Milli Eğitim Bakanı Mahmut Özer, "Bu ülkede başörtülüler eğitime
erişemiyordu, yüksek öğretime ulaşmak için yurt dışına gidiyordu. O
gün anayasal hakkı olan eğitime erişmesine engel olunan kadınlar
hakkında konuşmayanların bugün kadına şiddetle ilgili konuşmaya
hakları yoktur." dedi.
Bakan Özer, Canik ilçesinde bu yıl hizmet vermeye başlayan Cahit Zarifoğlu İlkokulu'nun açılışında yaptığı konuşmada, bir duruşu, bir tavrı bulunan, ülkeye dair güzel hikayesi olan Cahit Zarifoğlu'nun isminin verildiği okulun açılışına katılmaktan mutluluk duyduğunu söyledi.
Son 20 yılda eğitimde inanılmaz dönüşüm yaşandığına işaret eden Özer, 81 ilde Cumhurbaşkanı Recep Tayyip Erdoğan'ın liderliğinde eğitim seferberliği yürüttüklerini dile getirdi.

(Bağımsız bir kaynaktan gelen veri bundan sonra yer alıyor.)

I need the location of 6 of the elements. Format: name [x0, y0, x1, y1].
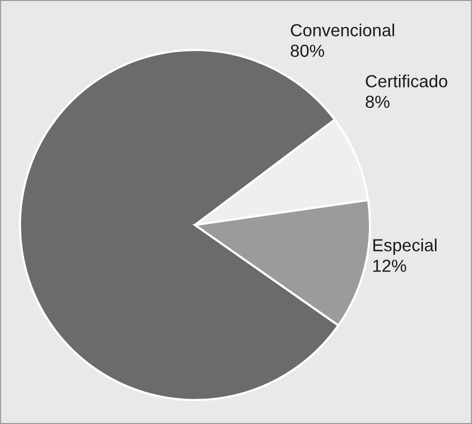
- slice-label: Convencional: [290, 24, 394, 36]
- data-label: 8%: [366, 96, 390, 108]
- data-label: 80%: [290, 44, 324, 57]
- data-label: 12%: [373, 260, 406, 272]
- slice-label: Certificado: [366, 74, 448, 88]
- slice-label: Especial: [373, 238, 436, 255]
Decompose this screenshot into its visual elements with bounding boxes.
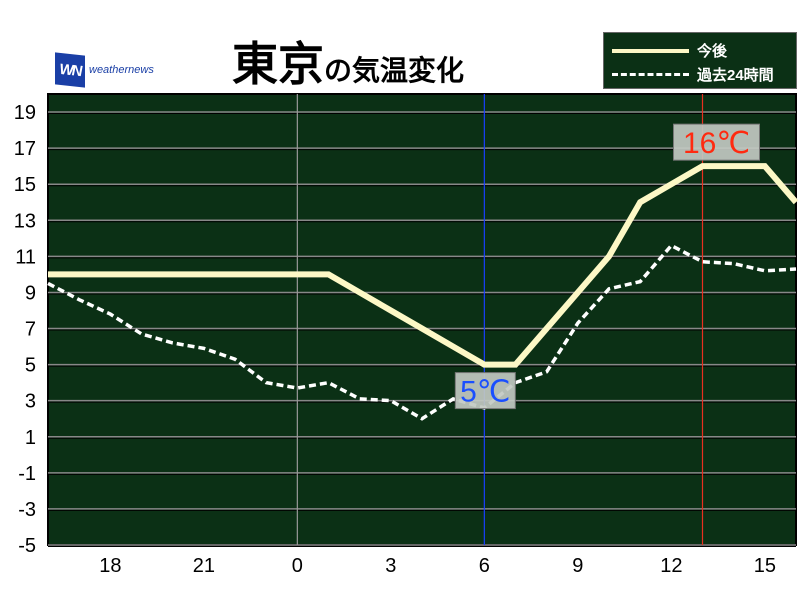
x-tick-label: 18 [99, 555, 121, 577]
past-temperature-line [47, 243, 797, 421]
annotation-label-max: 16℃ [683, 127, 750, 160]
y-tick-label: -1 [18, 463, 36, 485]
series-forecast [48, 163, 799, 368]
weathernews-logo: WN weathernews [55, 52, 154, 88]
y-tick-label: 9 [25, 282, 36, 304]
x-tick-label: 9 [572, 555, 583, 577]
y-tick-label: 13 [14, 210, 36, 232]
x-tick-label: 3 [385, 555, 396, 577]
y-tick-label: 11 [15, 246, 36, 268]
x-tick-label: 12 [660, 555, 682, 577]
x-tick-label: 0 [292, 555, 303, 577]
chart-title: 東京の気温変化 [232, 28, 464, 94]
annotation-label-min: 5℃ [460, 376, 510, 409]
legend-dashed-swatch [612, 73, 689, 76]
y-tick-label: 7 [25, 319, 36, 341]
logo-text: weathernews [89, 64, 154, 76]
title-city: 東京 [232, 38, 324, 90]
x-tick-label: 15 [754, 555, 776, 577]
y-tick-label: 1 [25, 427, 36, 449]
x-tick-label: 21 [193, 555, 215, 577]
legend-solid-swatch [612, 48, 689, 53]
y-tick-label: 15 [14, 174, 36, 196]
plot-background [47, 93, 797, 546]
annotation-box-min [454, 372, 516, 410]
y-tick-label: 19 [14, 102, 36, 124]
forecast-temperature-line [48, 163, 799, 368]
legend-past-label: 過去24時間 [697, 67, 774, 84]
y-tick-label: 5 [25, 355, 36, 377]
y-tick-label: 17 [14, 138, 36, 160]
legend-forecast-label: 今後 [697, 43, 728, 60]
x-tick-label: 6 [479, 555, 490, 577]
legend-forecast: 今後 [612, 40, 727, 61]
legend-past: 過去24時間 [612, 64, 774, 85]
legend: 今後 過去24時間 [603, 32, 797, 89]
title-sub: の気温変化 [324, 55, 465, 86]
annotation-box-max [673, 123, 760, 161]
y-tick-label: 3 [25, 391, 36, 413]
y-tick-label: -3 [18, 499, 36, 521]
y-tick-label: -5 [18, 535, 36, 557]
series-past [47, 243, 797, 421]
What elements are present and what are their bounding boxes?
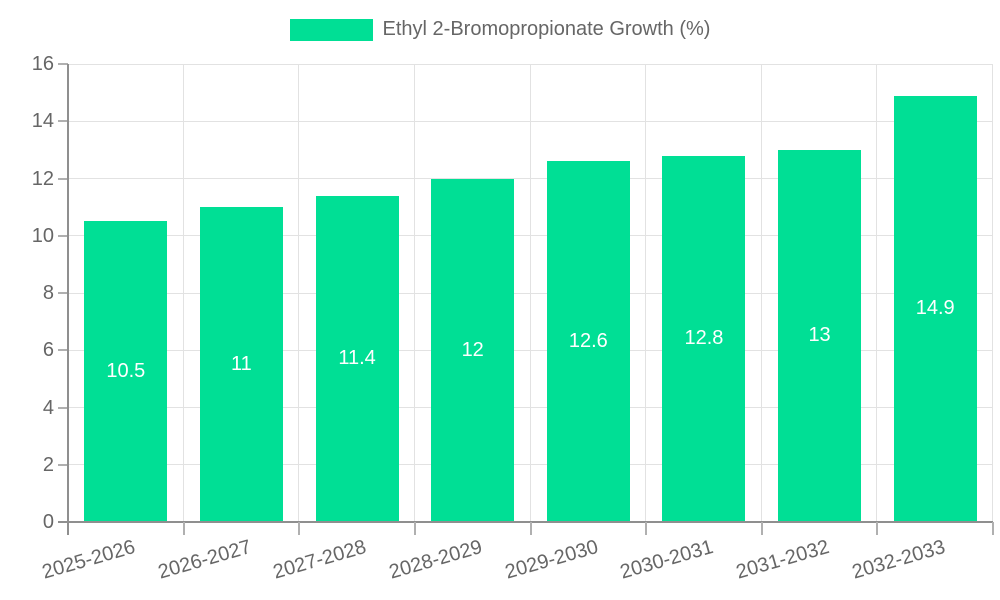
gridline-x [645,64,647,522]
y-tick [58,406,68,409]
gridline-y [68,235,993,237]
legend-swatch [289,18,373,41]
legend[interactable]: Ethyl 2-Bromopropionate Growth (%) [0,18,1000,41]
x-axis-tick-label: 2026-2027 [155,536,254,584]
bar[interactable]: 11.4 [315,195,399,522]
gridline-y [68,292,993,294]
bar-value-label: 12.8 [684,327,724,350]
gridline-y [68,349,993,351]
x-tick [992,522,994,535]
y-axis-line [67,64,69,535]
gridline-x [182,64,184,522]
y-axis-tick-label: 16 [31,53,54,75]
gridline-y [68,63,993,65]
gridline-x [992,64,993,522]
x-axis: 2025-2026 2026-2027 2027-2028 2028-2029 2029… [40,522,994,600]
x-tick [182,522,185,535]
x-axis-tick-label: 2031-2032 [733,536,832,584]
x-tick [760,522,763,535]
y-tick [58,234,68,237]
y-tick [58,63,68,65]
x-axis-line [58,521,993,523]
gridline-y [68,407,993,408]
y-axis-tick-label: 6 [42,339,54,362]
bar[interactable]: 10.5 [84,221,168,522]
gridline-y [68,120,993,122]
y-axis-tick-label: 14 [31,110,54,133]
y-axis-tick-label: 12 [31,167,54,190]
x-tick [876,522,879,535]
y-tick [58,120,68,123]
y-axis: 0 2 4 6 8 10 12 14 16 [0,53,68,533]
x-tick [645,522,648,535]
bar-value-label: 14.9 [915,297,955,320]
bar-value-label: 13 [808,324,831,347]
x-tick [413,522,416,535]
bar[interactable]: 14.9 [893,95,977,522]
bar-value-label: 11.4 [338,347,376,370]
y-tick [58,349,68,352]
gridline-x [760,64,762,522]
y-axis-tick-label: 10 [31,224,54,247]
x-axis-tick-label: 2027-2028 [271,536,370,584]
x-axis-tick-label: 2030-2031 [617,536,717,584]
x-axis-tick-label: 2028-2029 [386,536,485,584]
y-tick [58,292,68,294]
bar-value-label: 12.6 [568,330,608,353]
bar-value-label: 12 [461,338,484,361]
grid-layer [68,63,993,522]
gridline-x [876,64,878,522]
gridline-y [68,178,993,179]
y-axis-tick-label: 0 [42,511,54,533]
bar[interactable]: 11 [199,207,283,522]
bar-value-label: 10.5 [106,360,146,383]
y-axis-tick-label: 2 [42,453,54,476]
bar[interactable]: 13 [778,149,862,522]
bar-value-label: 11 [231,353,252,376]
y-tick [58,177,68,180]
bar[interactable]: 12.8 [662,155,746,522]
gridline-x [298,64,300,522]
gridline-y [68,464,993,466]
bar[interactable]: 12.6 [546,161,630,522]
x-tick [298,522,301,535]
y-axis-tick-label: 4 [42,396,54,419]
bar[interactable]: 12 [431,178,515,522]
x-axis-tick-label: 2029-2030 [502,536,601,584]
y-axis-tick-label: 8 [42,282,54,304]
bars-layer: 10.5 11 11.4 12 12.6 12.8 13 14.9 [68,64,993,522]
gridline-x [413,64,415,522]
x-axis-tick-label: 2025-2026 [39,536,138,584]
x-tick [529,522,532,535]
x-axis-tick-label: 2032-2033 [849,536,948,584]
legend-label: Ethyl 2-Bromopropionate Growth (%) [382,18,711,40]
gridline-x [529,64,531,522]
plot-area: 10.5 11 11.4 12 12.6 12.8 13 14.9 [68,63,993,522]
y-tick [58,463,68,466]
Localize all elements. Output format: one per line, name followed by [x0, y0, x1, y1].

Gelişmiş ülkelerin 2. Dünya Savaşı'ndan sonra çözdükleri problemleri çözebilmek için kendilerinin 2000'li yılları beklediklerini belirten Özer, "Okul öncesi, ilkokul, ortaokul, lise, yükseköğretimdeki okullaşma oranlarımız ilk defa gelişmiş ülkelerin oranlarına son 20 yılda ulaştı. Bazı rakamlar vererek bu durumu somutlaştırmakta fayda var. Okul öncesi 5 yaş okullaşma oranlarımız 2000'li yıllarda yüzde 14 iken, bugün yüzde 90'dır. Ortaöğretimde bu oranlar yüzde 44'ten yüzde 90'a çıktı. Daha önce lise zamanında 2 öğrenciden biri zor şekilde okula erişebilirken, bugün herkes rahatlıkla erişebiliyor. Yükseköğretimde net okullaşma oranı yüzde 14'lerden yüzde 49 seviyelerine ulaştı. Yani tüm eğitim kademelerinde okullaşma oranları inanılmaz derecede arttı." ifadelerini kullandı.
Özer, burada iki kritik parametre bulunduğunu vurgulayarak,
şöyle devam etti:
"Bu artışlardan en fazla faydalanan iki kesim var. Biri
sosyoekonomik olarak dezavantajlı kesimler, eğitime erişimi sıkıntı
olan, bulunduğu lokasyon veya imkanlar sebebiyle kısıtlı olan.
Şimdi bu kesimler rahatlıkla eğitim imkanlarına erişebiliyor.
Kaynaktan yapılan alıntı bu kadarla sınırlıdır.